The not-so-great news for me is that the soy products that are in many vegetarian and vegan products—my kids’ beloved nuggets and corn dogs, not to mention all those protein shakes, health bars, and supplements I see on the supermarket shelves—are not made with all-natural soy beans, but with soy protein isolates. “This is a concentrated pharmaceutical extract,” Dr. Weiss explains. “We don’t know what the health impact of these isoflavones may be, and I would avoid anything that could have a hormonal effect in concentrated doses.”

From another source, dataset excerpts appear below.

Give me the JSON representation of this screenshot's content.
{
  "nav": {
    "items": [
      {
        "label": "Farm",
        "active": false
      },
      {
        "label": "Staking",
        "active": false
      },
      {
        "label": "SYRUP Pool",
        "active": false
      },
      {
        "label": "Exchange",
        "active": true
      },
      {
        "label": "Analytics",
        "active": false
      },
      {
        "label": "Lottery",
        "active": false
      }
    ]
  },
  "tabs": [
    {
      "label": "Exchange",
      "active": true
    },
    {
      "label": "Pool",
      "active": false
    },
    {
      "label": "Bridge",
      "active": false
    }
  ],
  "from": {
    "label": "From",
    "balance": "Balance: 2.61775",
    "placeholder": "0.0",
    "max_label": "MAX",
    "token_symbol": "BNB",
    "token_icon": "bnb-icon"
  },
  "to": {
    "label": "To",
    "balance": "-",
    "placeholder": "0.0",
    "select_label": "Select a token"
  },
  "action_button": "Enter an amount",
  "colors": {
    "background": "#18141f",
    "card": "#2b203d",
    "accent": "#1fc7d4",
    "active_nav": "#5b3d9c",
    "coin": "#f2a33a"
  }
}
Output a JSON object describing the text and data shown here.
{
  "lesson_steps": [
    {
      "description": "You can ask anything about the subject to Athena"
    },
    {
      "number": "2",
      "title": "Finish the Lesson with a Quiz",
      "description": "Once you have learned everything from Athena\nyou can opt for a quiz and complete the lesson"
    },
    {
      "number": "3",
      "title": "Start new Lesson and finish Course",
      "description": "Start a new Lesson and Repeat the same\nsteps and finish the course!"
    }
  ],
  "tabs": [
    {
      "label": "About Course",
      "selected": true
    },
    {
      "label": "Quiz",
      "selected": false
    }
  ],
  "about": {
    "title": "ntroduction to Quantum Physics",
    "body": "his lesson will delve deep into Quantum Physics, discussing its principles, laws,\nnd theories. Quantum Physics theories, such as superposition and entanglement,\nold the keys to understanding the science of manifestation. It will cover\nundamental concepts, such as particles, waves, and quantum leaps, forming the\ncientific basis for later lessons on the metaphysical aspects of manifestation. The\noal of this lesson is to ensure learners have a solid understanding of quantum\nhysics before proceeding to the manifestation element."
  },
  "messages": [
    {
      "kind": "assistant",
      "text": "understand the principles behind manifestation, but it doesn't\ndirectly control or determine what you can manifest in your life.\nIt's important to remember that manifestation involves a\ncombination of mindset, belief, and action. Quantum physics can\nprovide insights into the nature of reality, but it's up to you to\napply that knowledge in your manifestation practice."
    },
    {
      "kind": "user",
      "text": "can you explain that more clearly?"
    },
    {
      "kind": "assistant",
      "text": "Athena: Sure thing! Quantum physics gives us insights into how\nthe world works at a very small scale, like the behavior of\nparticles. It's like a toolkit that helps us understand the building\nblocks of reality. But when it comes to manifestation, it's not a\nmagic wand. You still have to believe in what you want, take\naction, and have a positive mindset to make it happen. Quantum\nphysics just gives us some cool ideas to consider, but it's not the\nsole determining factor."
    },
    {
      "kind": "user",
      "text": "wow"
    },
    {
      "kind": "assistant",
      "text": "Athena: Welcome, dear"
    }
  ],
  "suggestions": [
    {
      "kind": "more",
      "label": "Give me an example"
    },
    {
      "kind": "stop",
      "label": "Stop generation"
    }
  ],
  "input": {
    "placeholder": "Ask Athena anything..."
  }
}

And indeed, in a paper from the American Society of Clinical Oncology that discusses the benefits of soy, the authors caution that supplements with soy isoflavones should be avoided, since they provided very high doses of isoflavones and have not been studied closely enough. “Whenever there is concern about something, we want to operate from caution, it’s better safe than sorry,” says Dr. Weiss. “Always choose real food over processed food. If there is a veggie burger made of ground edamame, choose that over one made of soy isolates.”
The Bottom Line: After sorting through all this info, the answer seems pretty clear: Soy in the form of real food—beans, tofu, tempeh, miso, soy milk—is incredibly healthy and should be eaten often, starting as young as possible to get the most protection against breast cancer. Soy products, however, are like any kind of processed food whether plant-based or meat-based: a hodgepodge of ingredients made in a lab that may or may not be doing harmful things to our bodies.
Though I probably missed that early window of prevention (I grew up on Long Island in the 70s and 80s, and tofu was definitely not a part of my family’s food vocabulary), I’m encouraged that my daughters, with their plant-based, tofu-rich diet, will likely have a lowered risk of breast cancer (though Dr. Weiss points out that cancer risk starts in utero, and is a culmination of many, many factors in your life). They have been eating edamame since they were toddlers—they used to call them “magic beans.” I’d be lying if I said I will never eat a frozen veggie meatball or nugget ever again, but I certainly will limit those to one or two servings per week. And as far as soy-powder smoothies or supplements, I’ve never had an interest in those, and now never will.
What I will do is take Dr. Weiss’s advice to heart: “Just eat real food.”